Court of Protection
In re Lawson
In re Mottram
In re Hopton
[2019] EWCOP 22
2019 March 25; June 25
Hayden J
Court of ProtectionPracticePersonal welfare deputiesParents of incapacitous young adults seeking permission to apply for appointment of personal welfare deputiesGuidance on correct approach to determining such deputy to be appointed Mental Capacity Act 2005 (c 9), s 16 Court of Protection Rules 2007 (SI 2007/1744), r 3.1(2)

In three cases the applicants applied to the Court of Protection for permission to apply for the appointment of personal welfare deputies (“PWDs”), pursuant to section 16 of the Mental Capacity Act 2005, to make decisions on behalf of young incapacitous adults. Following a directions hearing the judge, inter alia, ordered the trial of a preliminary issue concerning the correct approach to determining whether such a deputy should be appointed.

On the preliminary issue—

Held, (1) the starting point in evaluating any application for appointment of a PWD was by reference to the clear wording of the 2005 Act in which the twin obligations both to protect P and promote his or her personal autonomy remained central throughout (para 53(a)).

(2) The 18th birthday marked a transition to an altered legal status, which carried both rights and responsibilities, predicated on respect for autonomy to which P remained as entitled as his capacitous coeval.
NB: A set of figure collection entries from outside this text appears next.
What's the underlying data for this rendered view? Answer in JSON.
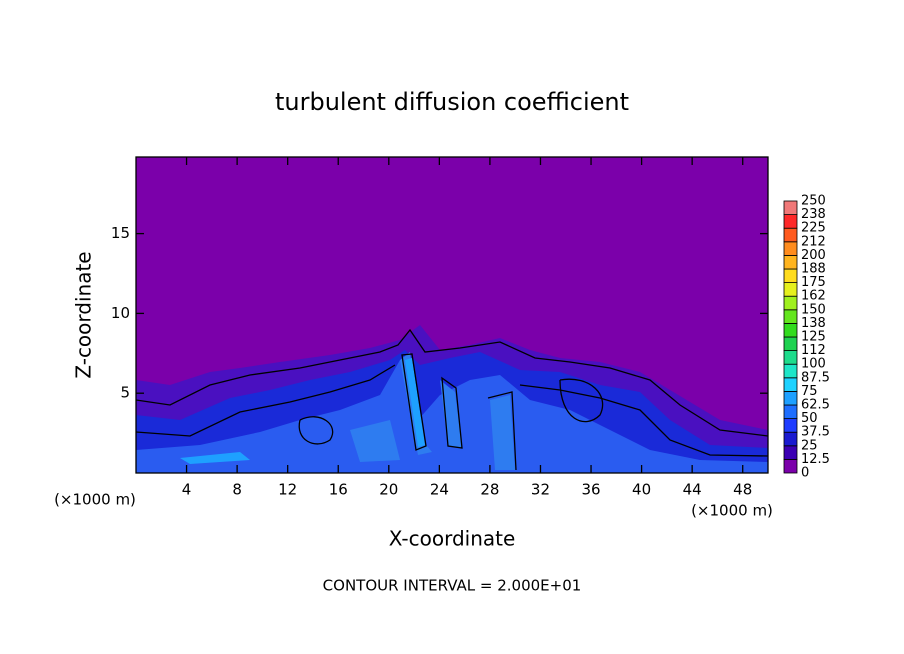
{
  "chart_data": {
    "type": "contour",
    "title": "turbulent diffusion coefficient",
    "x_label": "X-coordinate",
    "y_label": "Z-coordinate",
    "x_unit_label": "(×1000 m)",
    "y_unit_label": "(×1000 m)",
    "annotation": "CONTOUR INTERVAL = 2.000E+01",
    "xlim": [
      0,
      50
    ],
    "xticks": [
      4,
      8,
      12,
      16,
      20,
      24,
      28,
      32,
      36,
      40,
      44,
      48
    ],
    "ylim": [
      0,
      19.8
    ],
    "yticks": [
      5,
      10,
      15
    ],
    "colorbar": {
      "levels": [
        0,
        12.5,
        25,
        37.5,
        50,
        62.5,
        75,
        87.5,
        100,
        112,
        125,
        138,
        150,
        162,
        175,
        188,
        200,
        212,
        225,
        238,
        250
      ],
      "colors": [
        "#7b00aa",
        "#3c00b4",
        "#1a1ad0",
        "#1e3cff",
        "#1e6eff",
        "#1ea0ff",
        "#1ed2ff",
        "#1ee6c8",
        "#1edc8c",
        "#1ed250",
        "#32dc1e",
        "#64e61e",
        "#a0f01e",
        "#e6f01e",
        "#ffdc1e",
        "#ffb41e",
        "#ff8c1e",
        "#ff5a1e",
        "#ff2828",
        "#f07878"
      ]
    }
  }
}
The extension of parental responsibility beyond the age of 18, under the aegis of a PWD, required vigilantly to be guarded against, while the stress and anxiety experienced in consequence of the transition from child to adult services could be remedied by promoting good professional practice and not by avoidably eroding the autonomy of the young incapacitous adult (para 53(b)).

(3) The structure of the 2005 Act and, in particular, the factors which fell to be considered pursuant to section 4 might well mean that the most likely conclusion in the majority of cases would be that it was not in the best interests of P for the court to appoint a PWD (para 53(c)).

(4) The above was not in any way to be interpreted as a statutory bias or presumption against appointment but was the likely consequence of the application of the relevant factors to the individual circumstances of the case. It required to be emphasised, unambiguously, that that was not a presumption, nor should it even be regarded as the starting point (para 53(d)).

(5) To construct an artificial impediment, in practice, to the appointment of a PWD would be to fail to have proper regard to the unvarnished words of the 2005 Act and would compromise a fair balancing of the rights under articles 6 and 8 of the Convention for the Protection of Human Rights and Fundamental Freedoms which were undoubtedly engaged (para 53(e)).

(6) The Mental Capacity Act Code of Practice (2012) was not a statute, it was an interpretive aid to the statutory framework, no more and no less. It was guidance which, while it would require important consideration, would never be determinative. The power remained in the statutory provision (para 53(f)).

(7) The prevailing ethos of the 2005 Act was to weigh and balance the many competing factors that would illuminate decision-making and the same rationale applied to the decision to appoint a PWD (para 53(g)).

(8) There was only one presumption in the 2005 Act, namely that set out at section 1(2) that a person had to be assumed to have capacity unless it was established that he lacked capacity. That recognition of the importance of human autonomy was the defining principle of the Act, which cast light into every corner of the legislation and illuminated the approach to appointment of PWDs (para 53(h)).

(9) P’s wishes and feelings and those other factors contemplated by section 4(6) of the 2005 Act, where they could be reasonably ascertained, required to be considered. None was determinative and the weight to be applied would vary from case to case in determining where P’s best interests lay (para 53(i)).

(10) It was a distortion of the framework of sections 4 and 5 of the 2005 Act to regard the appointment of a PWD as in any way a less restrictive option than the collaborative and informal decision-taking prescribed by section 5 (para 53(j)).

(11) Paragraph 8.83 of the code, which provided that deputies for personal welfare decisions would only be required in the most difficult cases where important and necessary actions could not be carried out without the court’s authority or where there was no other way of settling the matter in the best interests of P, was reflective of likely outcome and ought not to be regarded as the starting point. That paragraph of the code, in particular, required to be revisited (para 53(k)).

Dicta of Baroness Hale of Richmond JSC in In re W (Children) (Family Proceedings: Evidence) [2010] 1 WLR 701, SC(E), para 22, SBC v PBA [2011] COPLR Con Vol 1095, Ct of Protection and PW v Chelsea and Westminster Hospital NHS Foundation Trust [2018] EWCA Civ 1067, CA applied.

Victoria Butler-Cole QC (instructed by Irwin Mitchell) for the applicants.

David Rees QC (instructed by Official Solicitor), for the advocate to the court.